PRODUCING BC IN WORDS AND IMAGES
Sharon's Web Journal for English 470D
Tuesday  |  Sept 10, 2002
Natives and Modernity: Assimilation of First Nations People to European Ideals

I have a friend named Jon. Jon is a Métis, "of mixed blood," and belongs to the Musqueam tribe. He identifies more strongly to his mother's side, of First Nations descent. I once questioned why this is so, and he told me that that half of his roots is slowly dying off. The language, he told me, is virtually extinct-very few, if any, can speak the language fluently and most cannot even comprehend simple words. Fortunately, some hope to revive the few remnants of Native tradition, such as their art of carving and basket weaving through community classes workshops.

Loss of First Nations culture was primarily due to assimilation to European customs. In John Jervis's Exploring the Modern, he explains modernity in terms of project, by which the "civilized" and "enlightened" control the natural and social environment by first understanding it, then transforming it.
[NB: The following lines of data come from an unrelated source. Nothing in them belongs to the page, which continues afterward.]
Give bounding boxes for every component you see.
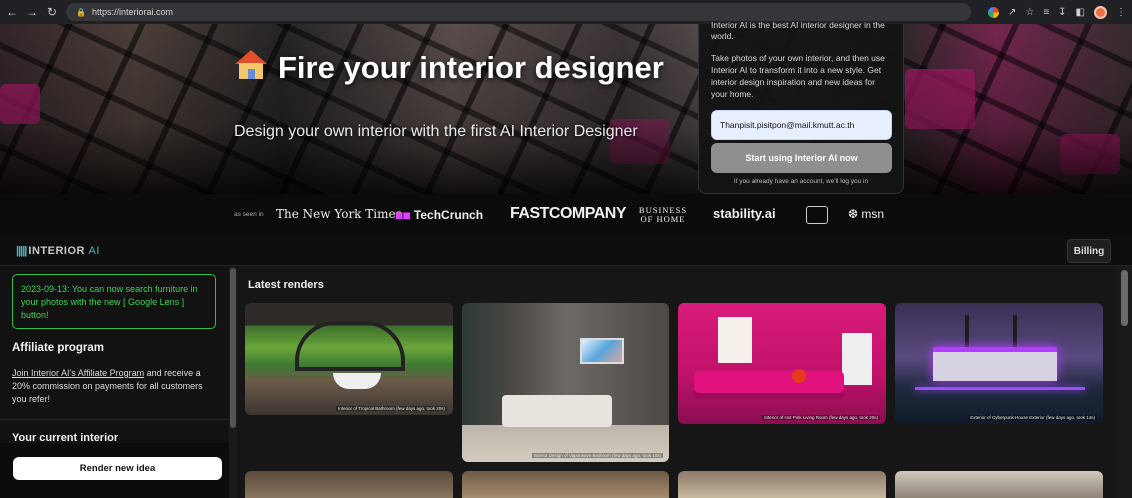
render-card-bathroom[interactable]: Interior of Tropical Bathroom (few days … (245, 303, 453, 415)
render-lamp (792, 369, 806, 383)
techcrunch-text: TechCrunch (413, 208, 484, 222)
login-note: If you already have an account, we'll lo… (733, 178, 869, 185)
side-panel-icon[interactable]: ◧ (1076, 7, 1085, 18)
hero-title: Fire your interior designer (234, 50, 674, 85)
render-card-partial[interactable] (895, 471, 1103, 498)
fastcompany-logo: FASTCOMPANY (510, 205, 626, 222)
billing-button[interactable]: Billing (1067, 239, 1111, 263)
render-wall-art (580, 338, 624, 364)
google-icon[interactable] (987, 6, 999, 18)
render-card-house-exterior[interactable]: Exterior of Cyberpunk House Exterior (fe… (895, 303, 1103, 424)
download-icon[interactable]: ↧ (1058, 7, 1066, 18)
render-footer: Render new idea (0, 443, 229, 498)
render-bed (502, 395, 612, 427)
render-caption: Interior Design of Vaporwave Bedroom (fe… (531, 453, 663, 458)
render-palm (965, 315, 969, 351)
lock-icon: 🔒 (76, 7, 86, 17)
render-new-idea-button[interactable]: Render new idea (13, 457, 222, 480)
render-caption: Interior of Tropical Bathroom (few days … (335, 406, 447, 411)
render-card-partial[interactable] (678, 471, 886, 498)
render-caption: Exterior of Cyberpunk House Exterior (fe… (968, 415, 1097, 420)
signup-card: Interior AI is the best AI interior desi… (698, 20, 904, 194)
hero-subtitle: Design your own interior with the first … (234, 123, 638, 140)
render-card-living-room[interactable]: Interior of Hot Pink Living Room (few da… (678, 303, 886, 424)
render-window-frame (295, 321, 405, 371)
main-scrollbar-thumb[interactable] (1121, 270, 1128, 326)
url-text: https://interiorai.com (91, 7, 173, 17)
render-window (718, 317, 752, 363)
app-header: ||||| INTERIOR AI Billing (0, 236, 1132, 266)
signup-intro-text: Interior AI is the best AI interior desi… (711, 20, 885, 41)
interior-ai-logo[interactable]: ||||| INTERIOR AI (16, 245, 100, 257)
update-notice: 2023-09-13: You can now search furniture… (12, 274, 216, 329)
share-icon[interactable]: ↗ (1008, 7, 1016, 18)
browser-toolbar: ← → ↻ 🔒 https://interiorai.com ↗ ☆ ≡ ↧ ◧… (0, 0, 1132, 24)
render-shelf (842, 333, 872, 385)
msn-logo: ❆ msn (848, 207, 884, 221)
render-card-partial[interactable] (245, 471, 453, 498)
render-caption: Interior of Hot Pink Living Room (few da… (762, 415, 880, 420)
reload-icon[interactable]: ↻ (46, 5, 58, 19)
sidebar-divider (0, 419, 229, 420)
render-house (933, 347, 1057, 381)
techcrunch-logo: ■■ TechCrunch (395, 207, 483, 223)
affiliate-text: Join Interior AI's Affiliate Program and… (12, 367, 218, 406)
hero-banner: Fire your interior designer Design your … (0, 24, 1132, 194)
brand-ai-text: AI (88, 245, 100, 257)
back-icon[interactable]: ← (6, 5, 18, 19)
sidebar: 2023-09-13: You can now search furniture… (0, 266, 230, 498)
signup-description: Take photos of your own interior, and th… (711, 53, 885, 99)
latest-renders-title: Latest renders (248, 279, 324, 291)
profile-avatar[interactable] (1094, 5, 1107, 19)
render-neon-glow (915, 387, 1085, 390)
techcrunch-mark-icon: ■■ (395, 207, 411, 223)
affiliate-link[interactable]: Join Interior AI's Affiliate Program (12, 368, 144, 378)
address-bar[interactable]: 🔒 https://interiorai.com (66, 3, 971, 21)
logo-bars-icon: ||||| (16, 245, 27, 257)
main-content: Latest renders Interior of Tropical Bath… (237, 266, 1117, 498)
forward-icon[interactable]: → (26, 5, 38, 19)
hero-title-text: Fire your interior designer (278, 50, 664, 85)
reading-list-icon[interactable]: ≡ (1043, 7, 1049, 18)
browser-tools: ↗ ☆ ≡ ↧ ◧ ⋮ (987, 5, 1126, 19)
render-card-partial[interactable] (462, 471, 669, 498)
start-button[interactable]: Start using Interior AI now (711, 143, 892, 173)
main-scrollbar[interactable] (1117, 266, 1132, 498)
house-icon (234, 50, 268, 80)
sidebar-scrollbar-thumb[interactable] (230, 268, 236, 428)
msn-butterfly-icon: ❆ (848, 207, 859, 221)
browser-nav: ← → ↻ (6, 5, 60, 19)
msn-text: msn (861, 207, 885, 221)
email-field[interactable]: Thanpisit.pisitpon@mail.kmutt.ac.th (711, 110, 892, 140)
cambridge-logo-icon (806, 206, 828, 224)
press-logos: as seen in The New York Times ■■ TechCrun… (0, 194, 1132, 236)
star-icon[interactable]: ☆ (1025, 7, 1034, 18)
render-card-bedroom[interactable]: Interior Design of Vaporwave Bedroom (fe… (462, 303, 669, 462)
brand-text: INTERIOR (28, 245, 85, 257)
render-sofa (694, 371, 844, 399)
render-bathtub (333, 373, 381, 389)
as-seen-in-label: as seen in (234, 211, 264, 218)
menu-icon[interactable]: ⋮ (1116, 7, 1126, 18)
sidebar-scrollbar[interactable] (229, 266, 237, 498)
nyt-logo: The New York Times (276, 207, 402, 221)
affiliate-title: Affiliate program (12, 342, 105, 354)
business-of-home-logo: BUSINESS OF HOME (638, 205, 688, 224)
stability-logo: stability.ai (713, 206, 776, 221)
render-palm (1013, 315, 1017, 351)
The idea of project was to bring betterment of citizens through political and educational reform. This can be furthered into the idea of project in which those enlightened have a mission to enlighten others, resulting in the intolerance of otherness. A real example of this is of Jon's mother attending residential schooling as a child, an institutionalized form of racism. Religion was forced upon aboriginal children at the schools, and punishment to reinforce discipline to those who deviated from "the norm."
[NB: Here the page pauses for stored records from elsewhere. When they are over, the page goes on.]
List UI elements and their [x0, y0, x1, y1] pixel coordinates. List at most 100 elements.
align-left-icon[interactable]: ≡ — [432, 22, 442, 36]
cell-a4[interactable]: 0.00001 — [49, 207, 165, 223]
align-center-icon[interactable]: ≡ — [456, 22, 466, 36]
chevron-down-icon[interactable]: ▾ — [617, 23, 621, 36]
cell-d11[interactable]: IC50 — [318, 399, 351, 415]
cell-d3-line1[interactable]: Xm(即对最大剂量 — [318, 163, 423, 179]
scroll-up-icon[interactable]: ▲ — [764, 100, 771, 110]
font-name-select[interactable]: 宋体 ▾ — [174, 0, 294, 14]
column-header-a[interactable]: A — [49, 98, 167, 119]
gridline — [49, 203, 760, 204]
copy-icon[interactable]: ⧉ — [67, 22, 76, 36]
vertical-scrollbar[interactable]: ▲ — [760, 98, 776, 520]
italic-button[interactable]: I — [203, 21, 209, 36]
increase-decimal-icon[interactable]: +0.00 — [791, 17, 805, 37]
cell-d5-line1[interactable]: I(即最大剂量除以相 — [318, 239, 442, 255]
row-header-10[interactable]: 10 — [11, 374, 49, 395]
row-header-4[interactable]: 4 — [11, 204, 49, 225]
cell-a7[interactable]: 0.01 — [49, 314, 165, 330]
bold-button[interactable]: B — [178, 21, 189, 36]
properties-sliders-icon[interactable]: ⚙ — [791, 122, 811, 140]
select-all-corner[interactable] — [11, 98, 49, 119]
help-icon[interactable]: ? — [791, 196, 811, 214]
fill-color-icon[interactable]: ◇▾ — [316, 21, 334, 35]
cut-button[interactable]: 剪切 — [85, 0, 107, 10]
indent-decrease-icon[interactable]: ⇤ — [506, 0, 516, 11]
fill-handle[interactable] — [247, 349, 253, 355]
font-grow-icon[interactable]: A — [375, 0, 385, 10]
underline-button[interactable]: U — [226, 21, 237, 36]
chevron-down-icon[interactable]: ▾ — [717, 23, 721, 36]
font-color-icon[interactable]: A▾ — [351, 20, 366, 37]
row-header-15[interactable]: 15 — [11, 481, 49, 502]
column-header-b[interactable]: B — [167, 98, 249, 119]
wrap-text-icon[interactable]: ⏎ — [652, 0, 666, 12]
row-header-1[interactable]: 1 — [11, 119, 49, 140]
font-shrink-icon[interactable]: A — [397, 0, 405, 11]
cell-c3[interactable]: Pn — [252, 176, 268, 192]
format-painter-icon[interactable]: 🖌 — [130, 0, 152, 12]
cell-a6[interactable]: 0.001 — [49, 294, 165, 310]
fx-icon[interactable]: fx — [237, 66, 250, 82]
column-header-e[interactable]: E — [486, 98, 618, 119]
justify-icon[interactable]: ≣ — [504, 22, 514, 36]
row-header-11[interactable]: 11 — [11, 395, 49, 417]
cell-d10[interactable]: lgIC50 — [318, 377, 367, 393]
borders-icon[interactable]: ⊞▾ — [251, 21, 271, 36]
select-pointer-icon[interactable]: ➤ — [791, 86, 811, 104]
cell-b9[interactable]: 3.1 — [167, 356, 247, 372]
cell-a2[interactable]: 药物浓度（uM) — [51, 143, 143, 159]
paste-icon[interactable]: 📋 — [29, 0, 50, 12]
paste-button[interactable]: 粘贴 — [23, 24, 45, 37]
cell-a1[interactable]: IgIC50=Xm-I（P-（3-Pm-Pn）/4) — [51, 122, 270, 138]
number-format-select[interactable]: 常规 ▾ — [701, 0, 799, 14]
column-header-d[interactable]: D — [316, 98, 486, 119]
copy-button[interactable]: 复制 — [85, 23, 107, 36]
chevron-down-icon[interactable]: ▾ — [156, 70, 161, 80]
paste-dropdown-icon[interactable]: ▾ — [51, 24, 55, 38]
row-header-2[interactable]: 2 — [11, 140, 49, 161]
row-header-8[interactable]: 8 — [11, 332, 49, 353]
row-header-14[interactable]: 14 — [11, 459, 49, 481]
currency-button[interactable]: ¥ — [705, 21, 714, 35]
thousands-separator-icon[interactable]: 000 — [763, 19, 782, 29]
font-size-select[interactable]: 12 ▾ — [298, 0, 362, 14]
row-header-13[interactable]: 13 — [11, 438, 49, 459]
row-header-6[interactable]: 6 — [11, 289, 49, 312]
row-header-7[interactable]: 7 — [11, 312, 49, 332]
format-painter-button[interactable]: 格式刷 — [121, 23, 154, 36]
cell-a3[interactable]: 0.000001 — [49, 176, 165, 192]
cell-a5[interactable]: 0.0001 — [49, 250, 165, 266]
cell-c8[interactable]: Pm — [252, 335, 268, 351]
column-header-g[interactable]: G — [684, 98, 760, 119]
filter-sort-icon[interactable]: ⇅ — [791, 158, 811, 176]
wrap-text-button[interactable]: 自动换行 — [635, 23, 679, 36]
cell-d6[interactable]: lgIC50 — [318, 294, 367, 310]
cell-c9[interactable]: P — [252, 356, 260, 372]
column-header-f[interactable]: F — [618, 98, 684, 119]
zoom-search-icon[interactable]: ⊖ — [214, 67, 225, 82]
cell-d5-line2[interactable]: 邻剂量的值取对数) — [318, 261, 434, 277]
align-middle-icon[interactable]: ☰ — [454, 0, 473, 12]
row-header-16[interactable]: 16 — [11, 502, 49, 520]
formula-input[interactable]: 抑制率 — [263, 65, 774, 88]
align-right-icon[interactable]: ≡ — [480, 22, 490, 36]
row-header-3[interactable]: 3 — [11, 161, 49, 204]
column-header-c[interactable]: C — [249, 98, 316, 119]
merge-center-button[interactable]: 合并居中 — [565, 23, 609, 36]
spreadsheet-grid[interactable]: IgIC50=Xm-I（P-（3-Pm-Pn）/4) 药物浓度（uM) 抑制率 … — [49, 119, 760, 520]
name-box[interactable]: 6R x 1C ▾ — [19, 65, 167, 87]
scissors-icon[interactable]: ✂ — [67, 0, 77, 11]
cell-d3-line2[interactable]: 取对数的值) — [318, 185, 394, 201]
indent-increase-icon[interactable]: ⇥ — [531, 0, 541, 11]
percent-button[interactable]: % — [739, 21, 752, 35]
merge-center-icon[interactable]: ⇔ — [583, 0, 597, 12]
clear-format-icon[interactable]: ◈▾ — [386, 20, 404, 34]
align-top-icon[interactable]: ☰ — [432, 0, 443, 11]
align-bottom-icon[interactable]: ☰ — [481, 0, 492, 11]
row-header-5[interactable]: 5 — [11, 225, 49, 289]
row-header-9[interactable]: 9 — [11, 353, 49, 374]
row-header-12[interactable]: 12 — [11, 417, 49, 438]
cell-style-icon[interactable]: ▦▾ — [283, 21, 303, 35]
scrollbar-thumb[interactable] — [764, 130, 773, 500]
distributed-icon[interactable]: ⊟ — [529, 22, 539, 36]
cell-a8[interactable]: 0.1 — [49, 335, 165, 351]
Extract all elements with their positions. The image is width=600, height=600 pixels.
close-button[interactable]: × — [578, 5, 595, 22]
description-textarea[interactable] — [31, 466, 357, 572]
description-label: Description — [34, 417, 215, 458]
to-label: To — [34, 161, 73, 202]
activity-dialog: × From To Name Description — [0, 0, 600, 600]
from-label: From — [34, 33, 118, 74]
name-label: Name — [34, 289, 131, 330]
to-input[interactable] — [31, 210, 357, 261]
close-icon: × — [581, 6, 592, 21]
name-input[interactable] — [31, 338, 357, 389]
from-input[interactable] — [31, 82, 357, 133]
Zygmunt Bauman adds evidence to this claim in Modernity and Ambivalence  that to divide, classify, and allocate are actions of those who dominate. To put into context, white settlers saw Natives as "inferior," thus practiced their power and reterritorialized their land. In Bauman's sense, modernity allowed white missionaries the ability to influence, and ultimately, transform and "civilize" aboriginal life.